De acordo com o desembargador, critérios como reiteração de comportamento e ocorrência de dolo no dano devem contar na hora de se estabelecer o valor da compensação. “Esses não são critérios, porém, definidos por lei”, pondera.

“No fundo, essa indenização tem caráter simbólico. É uma penalização pelo descumprimento de obrigações legais, mas é aleatório. Quando se fala em dano moral e, agora, em dano afetivo, não existe parâmetro legal. Atenta-se um pouco para as condições de poder aquisitivo do filho ou do pai, mas isso tudo é muito relativo”, reforça Berenice.

A indenização se tornou mais uma forma de punição por abandono parental, o que era feito, muitas vezes, com a perda do poder familiar, ou seja, dos encargos de assistência e auxílio estabelecidos na lei e dos deveres de convívio e guarda.
“Os pressupostos para a perda do poder familiar não são os mesmos para a responsabilização civil. São situações diferentes que podem inclusive, eventualmente, gerar as duas sanções concomitantes. Mas em alguns casos, como nos de abandono afetivo, a perda desse poder seria um prêmio para o familiar em questão”, analisa Calmon.

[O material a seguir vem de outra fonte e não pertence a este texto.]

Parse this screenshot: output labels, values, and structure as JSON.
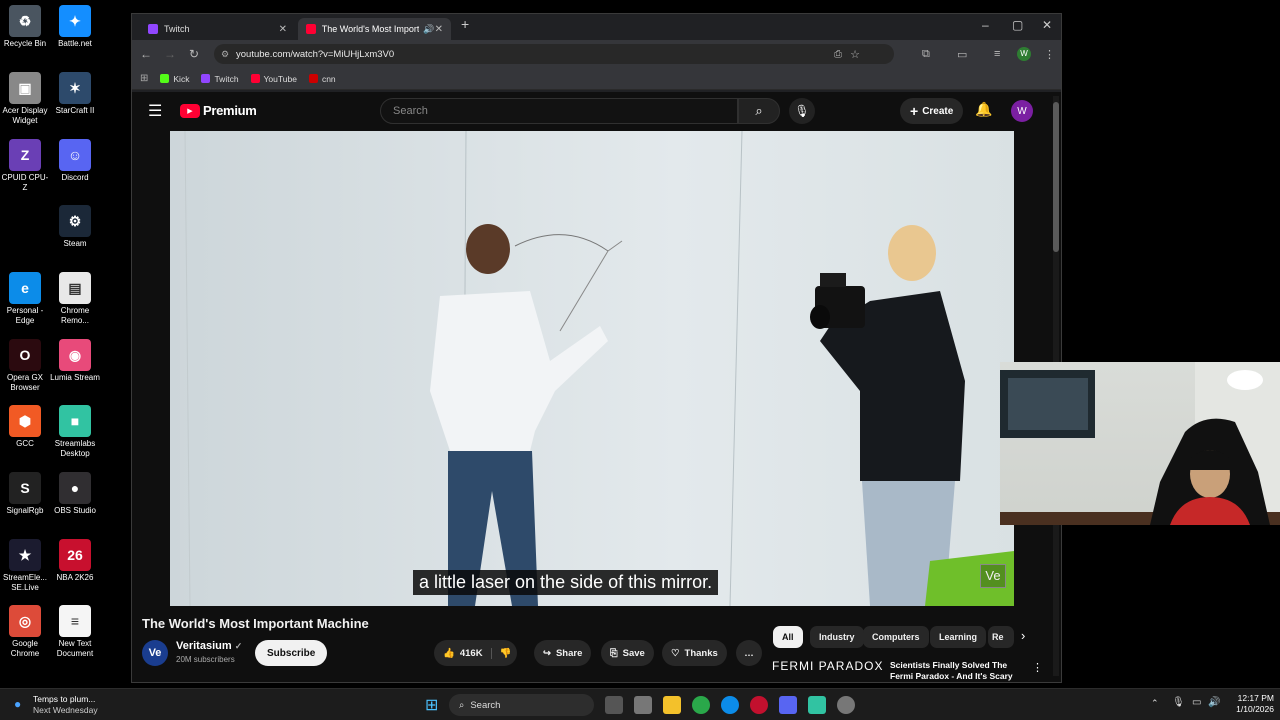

Esse reconhecimento, para Garcia, ilustra uma evolução do Direito de Família, considerando o afeto como valor jurídico: “De dez anos para cá, observamos esse caminhar para o reconhecimento de que afeto cria vínculos”, observa, citando a paternidade socioafetiva – uma relação que se baseia em outras condições além da genética, como a convivência e a afetividade.

O fato é que, mais do que um marco na humanização do processo judicial, o caso já tem ramificações concretas: no Congresso Nacional, tramitam dois projetos de lei que pretendem criar a possibilidade de indenização por dano moral decorrente de abandono afetivo. É uma nova perspectiva para os filhos esquecidos.